Many books have been written about life in China under Communism. Awaken: the Memoirs of a Chinese Historian spans almost the entire 20th century, giving Western audiences a unique perspective on eight decades of religious and secular life in China before the birth of the People's Republic as well as during the Communist regime. Gu Chang-sheng’s memoir parallels his youth under the authoritarianism of Christian missionaries with adulthood under the Chinese Communists. He renounced the dogma of the Seventh Day Adventist Church but never joined the Communist Party. His independence meant imprisonment and forced labor at worst; it was a balancing act at best. No matter what his circumstances, Gu Chang-sheng lived true to his motto, “Seek truth from facts” and continues to do so today.
About the Author
Gu Chang-Sheng is The People Republic of China’s pre-eminent historian of Christianity in China, respected both in the East and the West for his objectivity and intellectual rigor.
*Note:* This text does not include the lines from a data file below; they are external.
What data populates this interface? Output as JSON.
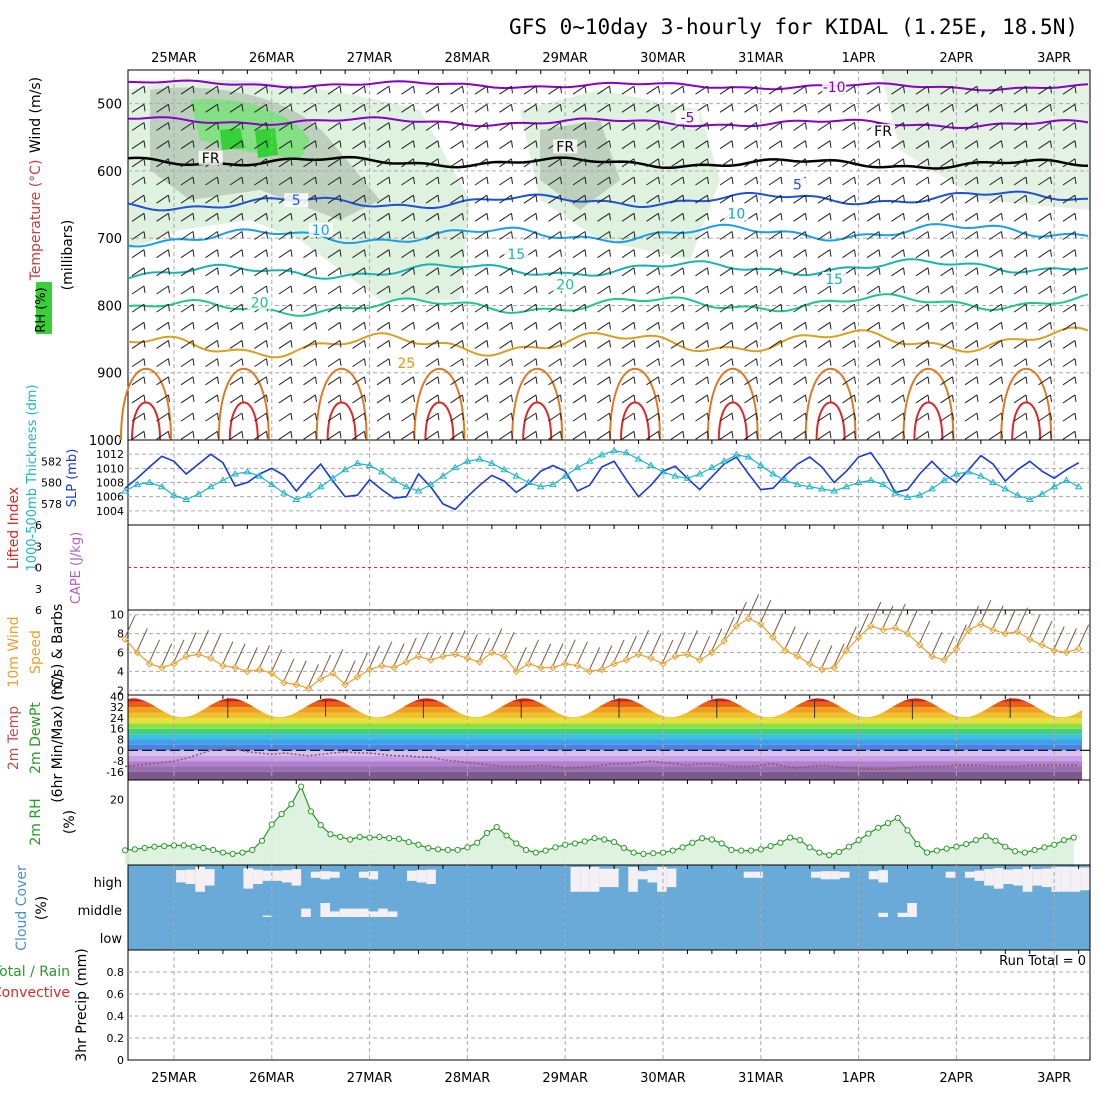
{
  "title": "GFS 0~10day 3-hourly for KIDAL (1.25E, 18.5N)",
  "date_labels": [
    "25MAR",
    "26MAR",
    "27MAR",
    "28MAR",
    "29MAR",
    "30MAR",
    "31MAR",
    "1APR",
    "2APR",
    "3APR"
  ],
  "colors": {
    "temp_cold": "#8800c8",
    "temp_cool": "#1e50dc",
    "temp_mild": "#1aa0e6",
    "temp_warm": "#18b4b4",
    "temp_warmer": "#1ec88c",
    "temp_hot": "#d8a020",
    "temp_hotter": "#e07820",
    "temp_hottest": "#e02828",
    "slp": "#1a3ad8",
    "thickness": "#20b4c8",
    "wind_speed": "#e8a030",
    "rh2m": "#2a9a2a",
    "cloud_bg": "#6aaad8",
    "cloud_fill": "#f4f0f4",
    "rh_fill_light": "#dcefdc",
    "rh_fill_mid": "#b4c8b4",
    "rh_fill_high": "#38d038"
  },
  "chart_data": [
    {
      "type": "line",
      "name": "upper-air",
      "ylabel_wind": "Wind (m/s)",
      "ylabel_temp": "Temperature (°C)",
      "ylabel_rh": "RH (%)",
      "ylabel_p": "(millibars)",
      "ylim": [
        1000,
        450
      ],
      "y_ticks": [
        500,
        600,
        700,
        800,
        900,
        1000
      ],
      "freezing_label": "FR",
      "contour_labels": [
        {
          "text": "-10",
          "x": "31MAR 18Z",
          "p": 480,
          "color_key": "temp_cold"
        },
        {
          "text": "-5",
          "x": "30MAR 06Z",
          "p": 525,
          "color_key": "temp_cold"
        },
        {
          "text": "FR",
          "x": "25MAR 09Z",
          "p": 585,
          "color_key": "black"
        },
        {
          "text": "FR",
          "x": "29MAR 00Z",
          "p": 568,
          "color_key": "black"
        },
        {
          "text": "FR",
          "x": "1APR 06Z",
          "p": 545,
          "color_key": "black"
        },
        {
          "text": "5",
          "x": "26MAR 06Z",
          "p": 648,
          "color_key": "temp_cool"
        },
        {
          "text": "5",
          "x": "31MAR 09Z",
          "p": 625,
          "color_key": "temp_cool"
        },
        {
          "text": "10",
          "x": "26MAR 12Z",
          "p": 692,
          "color_key": "temp_mild"
        },
        {
          "text": "10",
          "x": "30MAR 18Z",
          "p": 668,
          "color_key": "temp_mild"
        },
        {
          "text": "15",
          "x": "28MAR 12Z",
          "p": 728,
          "color_key": "temp_warm"
        },
        {
          "text": "15",
          "x": "31MAR 18Z",
          "p": 765,
          "color_key": "temp_warm"
        },
        {
          "text": "20",
          "x": "25MAR 21Z",
          "p": 800,
          "color_key": "temp_warmer"
        },
        {
          "text": "20",
          "x": "29MAR 00Z",
          "p": 773,
          "color_key": "temp_warmer"
        },
        {
          "text": "25",
          "x": "27MAR 09Z",
          "p": 890,
          "color_key": "temp_hot"
        }
      ]
    },
    {
      "type": "line",
      "name": "pressure-thickness",
      "ylabel_thick": "1000-500mb Thickness (dm)",
      "ylabel_slp": "SLP (mb)",
      "thick_ticks": [
        578,
        580,
        582
      ],
      "slp_ticks": [
        1004,
        1006,
        1008,
        1010,
        1012
      ],
      "series": [
        {
          "name": "SLP (mb)",
          "values": [
            1007.2,
            1008.6,
            1010.2,
            1011.7,
            1011.0,
            1009.2,
            1010.6,
            1012.0,
            1010.8,
            1007.5,
            1008.0,
            1009.2,
            1010.0,
            1009.0,
            1006.8,
            1008.8,
            1010.6,
            1008.2,
            1006.0,
            1006.2,
            1008.4,
            1007.0,
            1005.8,
            1006.0,
            1009.2,
            1007.4,
            1005.0,
            1004.2,
            1006.0,
            1007.6,
            1009.0,
            1008.2,
            1006.6,
            1007.8,
            1009.6,
            1010.4,
            1009.6,
            1006.8,
            1007.6,
            1010.2,
            1011.0,
            1008.4,
            1006.0,
            1007.6,
            1009.6,
            1010.3,
            1008.6,
            1007.0,
            1008.8,
            1010.6,
            1011.6,
            1009.2,
            1007.0,
            1007.2,
            1009.0,
            1010.6,
            1011.6,
            1010.2,
            1008.0,
            1009.6,
            1011.6,
            1012.2,
            1009.8,
            1006.6,
            1007.0,
            1009.2,
            1011.0,
            1009.2,
            1008.0,
            1009.8,
            1011.8,
            1010.6,
            1008.2,
            1009.8,
            1011.0,
            1009.6,
            1008.6,
            1009.8,
            1010.8
          ]
        },
        {
          "name": "1000-500mb Thickness (dm)",
          "values": [
            579.2,
            579.8,
            580.0,
            579.6,
            578.8,
            578.4,
            578.9,
            579.6,
            580.2,
            580.8,
            581.0,
            580.6,
            579.8,
            579.0,
            578.4,
            578.8,
            579.6,
            580.4,
            581.2,
            581.8,
            581.6,
            581.0,
            580.2,
            579.6,
            579.2,
            579.8,
            580.6,
            581.4,
            582.0,
            582.2,
            581.8,
            581.2,
            580.6,
            580.0,
            579.6,
            579.8,
            580.6,
            581.4,
            582.0,
            582.6,
            583.0,
            582.8,
            582.2,
            581.6,
            581.0,
            580.6,
            580.4,
            580.8,
            581.4,
            582.0,
            582.6,
            582.4,
            581.6,
            580.8,
            580.2,
            579.8,
            579.6,
            579.4,
            579.2,
            579.6,
            580.0,
            580.2,
            579.8,
            579.0,
            578.6,
            578.8,
            579.4,
            580.2,
            580.8,
            581.0,
            580.6,
            580.0,
            579.4,
            578.8,
            578.4,
            578.9,
            579.6,
            580.2,
            579.6
          ]
        }
      ]
    },
    {
      "type": "line",
      "name": "stability",
      "ylabel_li": "Lifted Index",
      "ylabel_cape": "CAPE (J/kg)",
      "li_ticks": [
        6,
        3,
        0,
        -3,
        -6
      ],
      "li_tick_labels": [
        "6",
        "3",
        "0",
        "3",
        "6"
      ]
    },
    {
      "type": "line",
      "name": "10m-wind",
      "ylabel": "10m Wind Speed (m/s) & Barbs",
      "ylabel_a": "10m Wind",
      "ylabel_b": "Speed",
      "ylabel_c": "(m/s) & Barbs",
      "y_ticks": [
        2,
        4,
        6,
        8,
        10
      ],
      "ylim": [
        1.5,
        10.5
      ],
      "values": [
        7.4,
        6.0,
        4.8,
        4.4,
        4.8,
        5.6,
        5.8,
        5.4,
        4.6,
        4.4,
        4.0,
        4.2,
        3.8,
        2.8,
        2.6,
        2.2,
        3.2,
        3.8,
        2.6,
        3.4,
        4.2,
        4.6,
        4.4,
        5.0,
        5.6,
        5.2,
        5.6,
        5.8,
        5.4,
        5.0,
        6.0,
        5.6,
        4.0,
        4.8,
        4.4,
        4.4,
        4.8,
        4.6,
        4.0,
        4.2,
        4.8,
        5.2,
        5.8,
        5.4,
        4.8,
        5.6,
        5.8,
        5.2,
        6.0,
        7.2,
        8.8,
        9.6,
        9.0,
        7.6,
        6.2,
        5.6,
        4.8,
        4.2,
        4.4,
        6.2,
        7.6,
        8.8,
        8.4,
        8.6,
        8.0,
        6.8,
        5.6,
        5.2,
        6.4,
        8.4,
        9.0,
        8.4,
        8.0,
        8.2,
        7.4,
        6.8,
        6.2,
        6.0,
        6.4
      ]
    },
    {
      "type": "area",
      "name": "2m-temp",
      "ylabel_a": "2m Temp",
      "ylabel_b": "2m DewPt",
      "ylabel_c": "(6hr Min/Max) (°C)",
      "y_ticks": [
        40,
        32,
        24,
        16,
        8,
        0,
        -8,
        -16
      ],
      "ylim": [
        -22,
        41
      ],
      "temp_max": [
        39,
        38,
        37,
        38,
        39,
        38,
        38,
        37,
        39
      ],
      "temp_min": [
        24,
        25,
        24,
        24,
        24,
        24,
        24,
        23,
        24
      ],
      "dewpt": [
        -12,
        -11,
        -10,
        -9,
        -8,
        -6,
        -3,
        0,
        1,
        1,
        -1,
        -2,
        -3,
        -2,
        -3,
        -4,
        -3,
        -2,
        -1,
        -2,
        -2,
        -3,
        -4,
        -4,
        -5,
        -5,
        -7,
        -8,
        -9,
        -10,
        -11,
        -12,
        -12,
        -12,
        -11,
        -12,
        -13,
        -13,
        -12,
        -11,
        -10,
        -10,
        -9,
        -8,
        -9,
        -10,
        -11,
        -10,
        -10,
        -11,
        -12,
        -12,
        -11,
        -10,
        -12,
        -13,
        -12,
        -11,
        -12,
        -13,
        -13,
        -14,
        -14,
        -13,
        -13,
        -12,
        -12,
        -12,
        -11,
        -11,
        -11,
        -12,
        -12,
        -12,
        -11,
        -11,
        -11,
        -11,
        -11
      ]
    },
    {
      "type": "area",
      "name": "2m-rh",
      "ylabel_a": "2m RH",
      "ylabel_b": "(%)",
      "y_ticks": [
        20
      ],
      "ylim": [
        0,
        26
      ],
      "values": [
        4.5,
        4.8,
        5.2,
        5.6,
        5.8,
        6.0,
        6.0,
        5.6,
        5.2,
        4.6,
        3.8,
        3.4,
        3.8,
        4.6,
        7.4,
        12.4,
        15.6,
        18.6,
        24.0,
        16.4,
        12.2,
        9.4,
        8.6,
        7.8,
        8.6,
        8.4,
        8.6,
        8.2,
        8.0,
        7.0,
        6.2,
        5.2,
        4.8,
        4.6,
        4.6,
        5.4,
        6.8,
        9.8,
        11.6,
        9.0,
        6.6,
        4.6,
        3.8,
        4.4,
        5.4,
        6.2,
        6.6,
        7.2,
        8.2,
        7.8,
        7.0,
        5.2,
        3.8,
        3.4,
        3.6,
        3.8,
        4.4,
        5.4,
        6.8,
        8.2,
        7.8,
        6.6,
        4.6,
        4.4,
        4.4,
        4.8,
        5.8,
        6.8,
        8.4,
        7.6,
        5.4,
        3.8,
        3.0,
        4.0,
        5.6,
        7.6,
        9.6,
        11.4,
        12.8,
        14.4,
        10.6,
        6.4,
        3.8,
        4.4,
        5.0,
        5.6,
        6.4,
        7.6,
        8.8,
        7.4,
        5.6,
        4.2,
        3.8,
        4.6,
        5.4,
        6.2,
        7.6,
        8.4
      ]
    },
    {
      "type": "bar",
      "name": "cloud-cover",
      "ylabel_a": "Cloud Cover",
      "ylabel_b": "(%)",
      "levels": [
        "high",
        "middle",
        "low"
      ],
      "high": [
        0,
        0,
        0,
        0,
        0,
        40,
        50,
        100,
        60,
        0,
        0,
        0,
        80,
        50,
        30,
        30,
        40,
        60,
        0,
        10,
        20,
        10,
        0,
        0,
        10,
        20,
        0,
        0,
        0,
        30,
        40,
        50,
        0,
        0,
        0,
        0,
        0,
        0,
        0,
        0,
        0,
        0,
        0,
        0,
        0,
        0,
        100,
        100,
        100,
        70,
        70,
        0,
        100,
        20,
        40,
        100,
        70,
        0,
        0,
        0,
        0,
        0,
        0,
        0,
        10,
        10,
        0,
        0,
        0,
        0,
        0,
        10,
        20,
        20,
        10,
        0,
        0,
        20,
        40,
        0,
        0,
        0,
        0,
        0,
        0,
        10,
        0,
        10,
        30,
        60,
        80,
        50,
        60,
        100,
        60,
        70,
        100,
        100,
        100,
        90
      ],
      "middle": [
        0,
        0,
        0,
        0,
        0,
        0,
        0,
        0,
        0,
        0,
        0,
        0,
        0,
        0,
        0,
        0,
        0,
        0,
        0,
        0,
        0,
        0,
        0,
        0,
        0,
        0,
        0,
        0,
        0,
        0,
        0,
        0,
        0,
        0,
        0,
        0,
        0,
        0,
        0,
        0,
        0,
        0,
        0,
        0,
        0,
        0,
        0,
        0,
        0,
        0,
        0,
        0,
        0,
        0,
        0,
        0,
        0,
        0,
        0,
        0,
        0,
        0,
        0,
        0,
        0,
        0,
        0,
        0,
        0,
        0,
        0,
        0,
        0,
        0,
        0,
        0,
        0,
        0,
        0,
        0,
        0,
        0,
        0,
        0,
        0,
        0,
        0,
        0,
        0,
        0,
        0,
        0,
        0,
        0,
        0,
        0,
        0,
        0,
        0,
        0
      ],
      "mid_fill": [
        0,
        0,
        0,
        0,
        0,
        0,
        0,
        0,
        0,
        0,
        0,
        0,
        0,
        0,
        10,
        0,
        0,
        0,
        60,
        0,
        100,
        40,
        60,
        60,
        60,
        40,
        60,
        40,
        0,
        0,
        0,
        0,
        0,
        0,
        0,
        0,
        0,
        0,
        0,
        0,
        0,
        0,
        0,
        0,
        0,
        0,
        0,
        0,
        0,
        0,
        0,
        0,
        0,
        0,
        0,
        0,
        0,
        0,
        0,
        0,
        0,
        0,
        0,
        0,
        0,
        0,
        0,
        0,
        0,
        0,
        0,
        0,
        0,
        0,
        0,
        0,
        0,
        0,
        30,
        0,
        30,
        100,
        0,
        0,
        0,
        0,
        0,
        0,
        0,
        0,
        0,
        0,
        0,
        0,
        0,
        0,
        0,
        0,
        0,
        0
      ]
    },
    {
      "type": "bar",
      "name": "precip",
      "ylabel_a": "Total / Rain",
      "ylabel_b": "Convective",
      "ylabel_c": "3hr Precip (mm)",
      "y_ticks": [
        0,
        0.2,
        0.4,
        0.6,
        0.8
      ],
      "y_tick_labels": [
        "0",
        "0.2",
        "0.4",
        "0.6",
        "0.8"
      ],
      "ylim": [
        0,
        1.0
      ],
      "run_total": "Run Total = 0",
      "values": []
    }
  ]
}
He researched the history of Christianity in China for the Shanghai Academy of Social Sciences. During the Cultural Revolution, he spent three years in an isolation camp and seven years as a forced laborer in a factory. From 1976 to 1989, he taught history at Shanghai East China Normal University. Professor Gu was a Visiting Scholar at Yale University’s History Department in 1985 and at Yale Divinity School in 1986. In 1989, the U.S. Congress invited him to attend the Presidential Prayer Breakfast in Washington, D.C. Professor Gu remained in the U.S. after the 1989 Tiananmen Square Massacre so that he could speak out for intellectual freedom and human rights. He has published more than 100 newspaper and magazine articles in the U.S., Canada, China, Hong Kong and Taiwan. Gu Chang-sheng is the author of nine books in Chinese, including Missionaries and Modern China. His most recent article, On Being a Historian for 50 Years, was published in China in July 2007; it was immediately banned and recalled by the Beijing government in August 2007.